И почему-то клубок слез подкатывает к горлу, и он видит, как летит его голос над лесами, горами, деревнями — сквозь снег, вдаль, туда, где в темноте чадит одинокая свеча.
Мамия и Гага. Бродяга. Адам уводит ребенка. Милиционер. Андро. Тина
Перрон был пуст. Тяжелые серые облака, казалось, лежали на красной кровле станционного здания. Перед хлебным ларьком, одиноко ютившимся у зеленого забора, стоял высокий мужчина с зонтом. Зонт, видимо, мало защищал его от дождя — взмокшие пряди волос спускались на лоб. Лицо у него было худое» чуть тронутое оспой. Надетое прямо на сорочку пальто свисало с сутулых плеч. Мужчина не покупал хлеба и не разговаривал с продавцом. Он просто стоял и смотрел на неподвижный состав.

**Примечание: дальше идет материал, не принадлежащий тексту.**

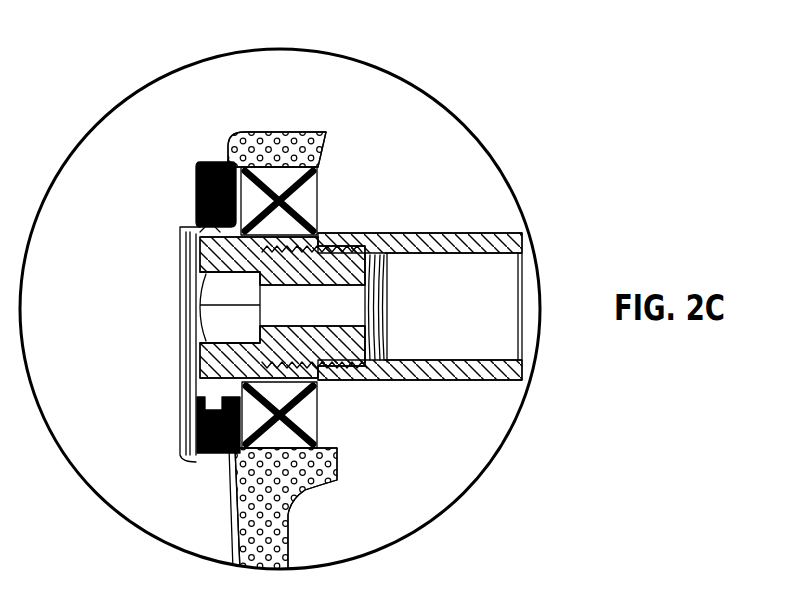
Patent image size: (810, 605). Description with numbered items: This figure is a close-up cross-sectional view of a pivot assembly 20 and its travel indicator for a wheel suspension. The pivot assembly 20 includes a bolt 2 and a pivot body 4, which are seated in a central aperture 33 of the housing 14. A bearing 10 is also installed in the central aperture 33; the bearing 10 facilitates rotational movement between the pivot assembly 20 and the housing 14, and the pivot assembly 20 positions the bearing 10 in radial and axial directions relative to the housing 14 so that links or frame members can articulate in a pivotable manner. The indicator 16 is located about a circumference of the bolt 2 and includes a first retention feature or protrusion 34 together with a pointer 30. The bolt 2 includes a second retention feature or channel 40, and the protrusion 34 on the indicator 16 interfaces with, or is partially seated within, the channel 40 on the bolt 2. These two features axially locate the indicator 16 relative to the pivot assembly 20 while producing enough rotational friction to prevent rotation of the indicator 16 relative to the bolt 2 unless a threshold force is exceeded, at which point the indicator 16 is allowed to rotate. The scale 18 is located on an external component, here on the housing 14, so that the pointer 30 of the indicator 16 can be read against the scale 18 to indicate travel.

Дождливый рассвет с трудом выбирался из бледного печального тумана. В нижнем этаже здания вокзала еще не погасили электричества, а в верхних окнах гнездилась ночная мгла и глядела оттуда сумеречными глазами.
К ларьку подошла женщина в пальто, небрежно накинутом на плечи, и в огромных мужских калошах на босу ногу. Она прижала теплый хлеб к груди, прикрыла его полон длинного пальто и, даже не взглянув на мужчину с зонтиком, зашлепала обратно.
Длинный поезд стоял очень тихо. Никто не выглядывал из окон, никто не спешил на посадку, и вид у вагонов был такой, точно они совсем пусты и загнаны на запасной путь.
Со скрипом растворяется тяжелая дверь, и на перроне появляется дежурный в фуражке с красным околышем. Он некоторое время глядит на поезд, потом зевает и собирается идти обратно, но, заметив мужчину с зонтиком, останавливается.
— Здорово, Мамия! — окликает он его.
— Здравствуй, Вано… — отвечает Мамия, не отрывая глаз от поезда и не оборачиваясь.
— Что ты тут разглядываешь?
Мамия молчит.
— Я спрашиваю, что ты здесь нашел интересного?
— Поезд…
По платформе протрусила вымокшая собака, повертелась у ларька и улеглась под забором.
Дежурный опять посмотрел на поезд. Всю свою жизнь он только и видел, что поезда, но этот чем-то привлек сейчас его внимание. Уж больно тихо он стоял. Вано вдруг вспомнил, как очень давно работал он путевым обходчиком и как поезд переехал его корову. Так неслышно подкрался, проклятый, что какая там корова, сам Вано едва ноги унес.
— Значит, поездами интересуешься? — сказал он просто так, чтоб поддержать беседу, Потом Вано взглянул на небо и в сердцах бросил: — Хоть бы уж обвалилось совсем, будь оно неладно!
Дежурный медленно вошел в здание, но вскоре торопливо вышел обратно и зазвонил в колокол.
— Гляди, твой поезд пошел! — крикнул он Мамии.
Состав тронулся бесшумно, словно спасался от преследователей. У лесосклада он испуганно вскрикнул и сразу умолк. Потом тускло засветилась красная лампочка последнего вагона, и поезд растаял в тумане.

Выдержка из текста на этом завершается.